Page:Meyer - Girart de Roussillon, 1884.djvu/488

Le texte de cette page a été corrigé et est conforme au fac-similé.
234
girart de roussillon

510. Girart est en Ardenne le soir ; il n’y a chose au monde dont il puisse tirer avantage. Il vit son cheval[1] blessé, perdant l’haleine. Il le prit par la rêne du frein doré, sortit du bois, vint au moutier. [Son compagnon était blessé et respirait à peine[2]]. Girart trouva un ermite bon chrétien qui lui fit un bon feu et un lit de foin, et y coucha le blessé. Le comte lui vit la poitrine pleine de sang et lui demanda s’il pensait en revenir. — « Non, pour rien au monde. Jamais je ne verrai homme de mon pays. » Girart fut saisi de douleur.
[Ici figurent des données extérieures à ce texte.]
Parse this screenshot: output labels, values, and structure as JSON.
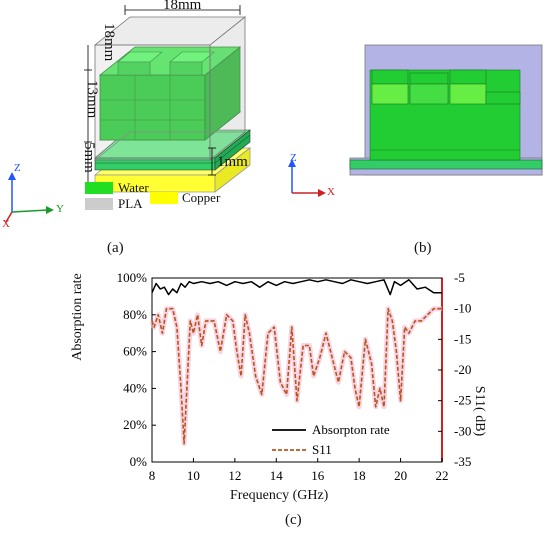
{
  "figure": {
    "panel_a": {
      "caption": "(a)",
      "dims": {
        "width": "18mm",
        "depth": "18mm",
        "height_top": "13mm",
        "height_base": "5mm",
        "thickness": "1mm"
      },
      "legend": [
        {
          "label": "Water",
          "color": "#22dd22"
        },
        {
          "label": "PLA",
          "color": "#cccccc"
        },
        {
          "label": "Copper",
          "color": "#ffff00"
        }
      ],
      "axes": {
        "z": "Z",
        "y": "Y",
        "x": "X"
      }
    },
    "panel_b": {
      "caption": "(b)",
      "axes": {
        "z": "Z",
        "x": "X"
      }
    },
    "panel_c": {
      "caption": "(c)"
    }
  },
  "chart_data": {
    "type": "line",
    "xlabel": "Frequency (GHz)",
    "ylabel_left": "Absorption rate",
    "ylabel_right": "S11( dB)",
    "xlim": [
      8,
      22
    ],
    "xticks": [
      "8",
      "10",
      "12",
      "14",
      "16",
      "18",
      "20",
      "22"
    ],
    "ylim_left": [
      0,
      100
    ],
    "yticks_left": [
      "0%",
      "20%",
      "40%",
      "60%",
      "80%",
      "100%"
    ],
    "ylim_right": [
      -35,
      -5
    ],
    "yticks_right": [
      "-5",
      "-10",
      "-15",
      "-20",
      "-25",
      "-30",
      "-35"
    ],
    "legend_position": "bottom-right",
    "series": [
      {
        "name": "Absorpton rate",
        "axis": "left",
        "color": "#000000",
        "style": "solid",
        "x": [
          8.0,
          8.2,
          8.4,
          8.6,
          8.8,
          9.0,
          9.2,
          9.4,
          9.6,
          9.8,
          10.0,
          10.4,
          10.8,
          11.2,
          11.6,
          12.0,
          12.4,
          12.8,
          13.2,
          13.6,
          14.0,
          14.4,
          14.8,
          15.2,
          15.6,
          16.0,
          16.4,
          16.8,
          17.2,
          17.6,
          18.0,
          18.4,
          18.8,
          19.2,
          19.5,
          19.7,
          20.0,
          20.4,
          20.8,
          21.2,
          21.6,
          22.0
        ],
        "y": [
          92,
          97,
          94,
          95,
          91,
          94,
          92,
          97,
          95,
          98,
          97,
          98,
          97,
          98,
          96,
          98,
          97,
          98,
          95,
          98,
          96,
          98,
          97,
          98,
          99,
          98,
          99,
          98,
          97,
          99,
          98,
          97,
          98,
          99,
          91,
          98,
          96,
          99,
          94,
          95,
          92,
          92
        ]
      },
      {
        "name": "S11",
        "axis": "right",
        "color": "#b5561e",
        "style": "dashed",
        "x": [
          8.0,
          8.1,
          8.3,
          8.5,
          8.7,
          9.0,
          9.2,
          9.4,
          9.55,
          9.7,
          9.85,
          10.0,
          10.2,
          10.4,
          10.6,
          10.8,
          11.0,
          11.3,
          11.6,
          11.9,
          12.1,
          12.3,
          12.5,
          12.7,
          13.0,
          13.3,
          13.6,
          13.9,
          14.2,
          14.5,
          14.75,
          15.0,
          15.3,
          15.6,
          15.8,
          16.1,
          16.4,
          16.7,
          17.0,
          17.3,
          17.6,
          17.8,
          18.0,
          18.3,
          18.6,
          18.8,
          19.0,
          19.2,
          19.4,
          19.6,
          19.8,
          20.0,
          20.2,
          20.4,
          20.7,
          21.0,
          21.3,
          21.6,
          22.0
        ],
        "y": [
          -12,
          -13,
          -11,
          -14,
          -10,
          -10,
          -13,
          -23,
          -32,
          -22,
          -12,
          -14,
          -11,
          -16,
          -12,
          -12,
          -12,
          -17,
          -11,
          -12,
          -17,
          -21,
          -11,
          -14,
          -21,
          -24,
          -14,
          -13,
          -22,
          -24,
          -13,
          -25,
          -16,
          -16,
          -21,
          -18,
          -14,
          -18,
          -22,
          -17,
          -18,
          -23,
          -26,
          -15,
          -19,
          -26,
          -23,
          -26,
          -10,
          -12,
          -17,
          -25,
          -13,
          -14,
          -12,
          -12,
          -11,
          -10,
          -10
        ]
      }
    ]
  }
}
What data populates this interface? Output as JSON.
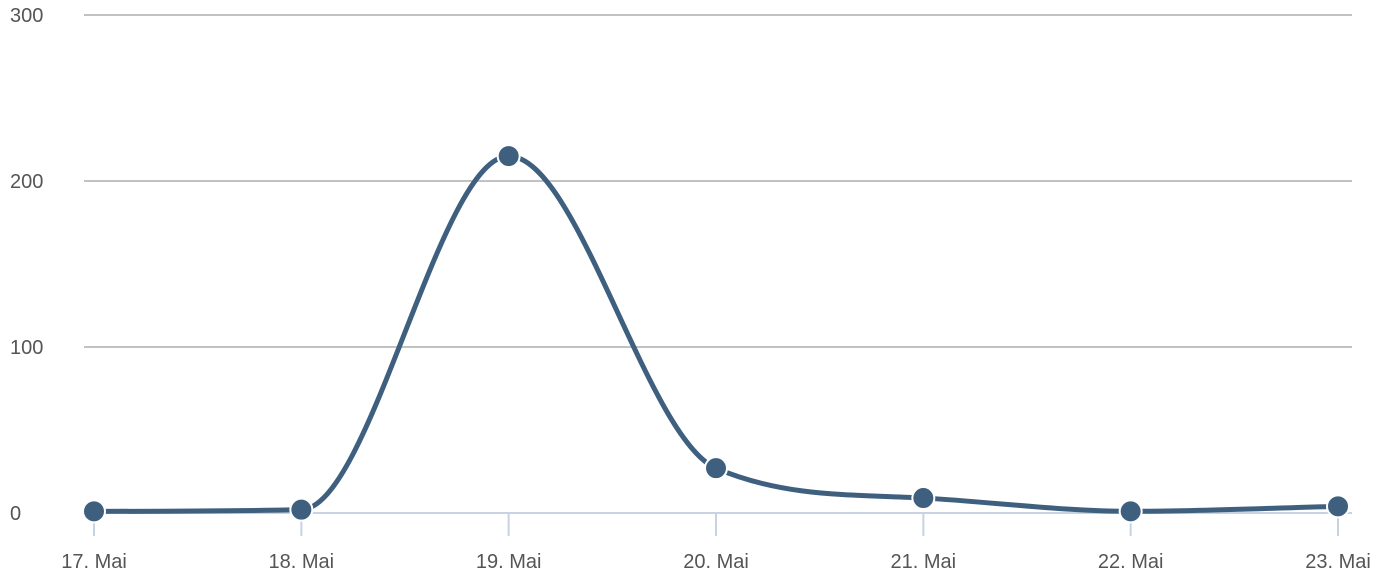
{
  "chart_data": {
    "type": "line",
    "title": "",
    "xlabel": "",
    "ylabel": "",
    "categories": [
      "17. Mai",
      "18. Mai",
      "19. Mai",
      "20. Mai",
      "21. Mai",
      "22. Mai",
      "23. Mai"
    ],
    "series": [
      {
        "values": [
          1,
          2,
          215,
          27,
          9,
          1,
          4
        ],
        "color": "#3f5f7f"
      }
    ],
    "ylim": [
      0,
      300
    ],
    "yticks": [
      0,
      100,
      200,
      300
    ],
    "grid": true,
    "smooth": true,
    "legend": "none"
  }
}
511. Girart est sorti du bois ; il vint au moutier. Il attacha les chevaux à un laurier et demanda des nouvelles de sa femme. Elle sortit de l’église un psautier à la main ; avec elle était Engoïs, nièce de Rainier[3] ; on ne trouverait meilleure personne en aucune terre. Girart demanda si en ce lieu il y avait un prêtre. Et l’ermite répond : « Pas même un clerc. Il y a plus de six ans que je garde une damoiselle recluse, fille de Beron, nièce de Didier, lui fournissant les vêtements et les vivres dont elle a besoin[4]. » Toutefois, on confessa le chevalier blessé, et bientôt l’âme partit de son corps. Girart en fit grande douleur ; il s’arrachait les cheveux et se frappait des poings. Il n’y avait là ni chandelle ni encensier, mais seulement la croix, le feu, le brasier. La nuit vinrent des larrons qui enlevèrent à Girart ses armes et son destrier[5]. Voilà une douleur qui s’ajoute aux autres.

512. Quand la nuit fut passée, que le jour eut paru, vous pouvez croire, chevaliers, que ce fut une grande douleur

  1. « Son vassal » dans Oxf., mais la leçon de P. (v. 6434) s’accorde mieux avec ce qui suit.
  2. Vers restitué d’après P. (v. 6437).
  3. Celui qui paraît aux §§ 164, 325, 326.
  4. Cette phrase, qui manque dans P., s’accommode assez mal avec ce qui précède et ce qui suit.
  5. Et sans doute en même temps les chevaux de ses trois compagnons ; il y a auferans au pluriel, au § suivant.